Follow My Progress – Jessica Blog 1

Fitness Qatar would like to introduce you to one of our clients, Jessica. She has kindly agreed to blog her fitness experiences and progress. Here is her first blog post. Enjoy.

Hello, my name is Jessica, and I have a confession.

I’m fat.

Ok maybe that’s not the shocker I thought it was. For me though, it sort of was. I know what you’re thinking, the same thing I always thought when I looked at heavily obese woman, particularly the ones using those little motorized scooters. I wondered: how did that happen? How did they not notice, somewhere between 150 pounds and 350 pounds, what was happening? But for me, it actually did sneak up. I didn’t clue in when I started buying my jeans a size bigger. I didn’t really clue in either when my wardrobe got gradually smaller, most of my tops and skirts retreating to the never-worn portion of the closet, while my stretchy cottons and floaty, loose dresses seemed to be getting a lot of wear in the rotation. Nope, I noticed on an airplane. I actually noticed getting on the airplane, when the flight attendant stopped me as I was getting on to ask if I were pregnant.

Nope, just fat.

I walked down the aisle, feeling like I’d been catapulted back to my deeply self conscious teen years. Could it be? Was I fat enough people thought I was growing a person? My fears were confirmed when I sat down and realized the little tray was uncomfortably close to my belly. And more importantly, when I realized my belly was resting in my lap like a
warm, obnoxious kitten.

Actions had to be taken, something had to be done.  But what? 26 years as a tall and, ahem, ‘solid’ individual has taught me that I cannot be trusted with my own health. That way lies frustration, self recrimination, and excuses. I’m not one for the middle road either: I’m either whole hog, obsessively monitoring everything that goes in my mouth and working out like a fiend, or I’m sprawled on my sofa convincing myself reaching for the cheetos while watching What Not to Wear is a cardio workout.

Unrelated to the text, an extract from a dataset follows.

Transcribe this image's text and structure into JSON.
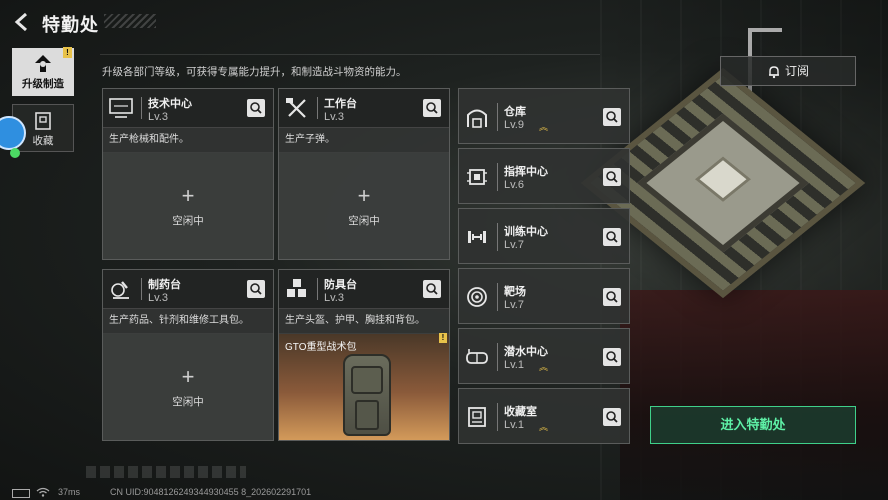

Thankfully, I have faith in other people. When it comes to my waistline I’m a fan of outsourcing. Enter, Fitness Qatar. My first meeting with Becca was intriguing: we met in a coffee shop, and while I order my virtuous skinny latte (in some sort of vain denial effort—‘what, me? I’m not fat. This is just some costume I’ve put on to fool you. It has absolutely nothing to do with my secret addiction to mocha frappucinos with a shot of raspberry syrup), she gets something frothy and creamy. Once we get talking, it also seems that she was neither of the fitness stereotypes television has led me to embrace: she’s neither a Napoleonic fitness dictator, nor is she the obsessively perky ‘you go gurrrl’ type. She actually seems. . . normal. More importantly, she seems to think I’m not either a lost cause or a hopeless case. Curiouser and Curiouser. As we chat about the goals and aims I’m looking for, she seems reasonable, and excited, and more importantly, enthusiastically sure that I can actually do this.

I know, right?

See, as much as I can talk the talk when needed about gradual change and the benefits of slow and steady, I am not a tortoise. In my brain I’m a hare, one raised on 80s movies.  I want this coffee shop meeting to be the intro to an epic montage, sound tracked by an Olivia Newton John song and directed by John Hughes. I want to do two lunges and a couple of curls while wearing coordinating sweatbands as guitar solos surge in the background. I want it all done in under thirty sections, possibly with a humorous interlude
involving a medicine ball, before I emerge, perfect and resplendent. And because I was all of five when the 80s ended, and thus my reference points are tragically mired in the late 90s, I want the big reveal moment. I want this:

Well, almost. I want the big staircase reveal and the pretty-ugly-girl ‘She’s all that’ moment, but maybe without Freddie Prince Jr. He’s gotten weird. Also I could do without the falling, but in this I am realistic: the height of grace I am not.

But, alas, this only happens in movies (although I’m still working on that sound tracking my life thing). Becca and I agree on a slow and steady plan that just might, with a little luck and more sweat than Olivia Newton John is willing to tolerate, get me that staircase
reveal. Six months, 60 pounds. Can I do it? Check back to find out.

Also to see if I’ve fallen on anything lately.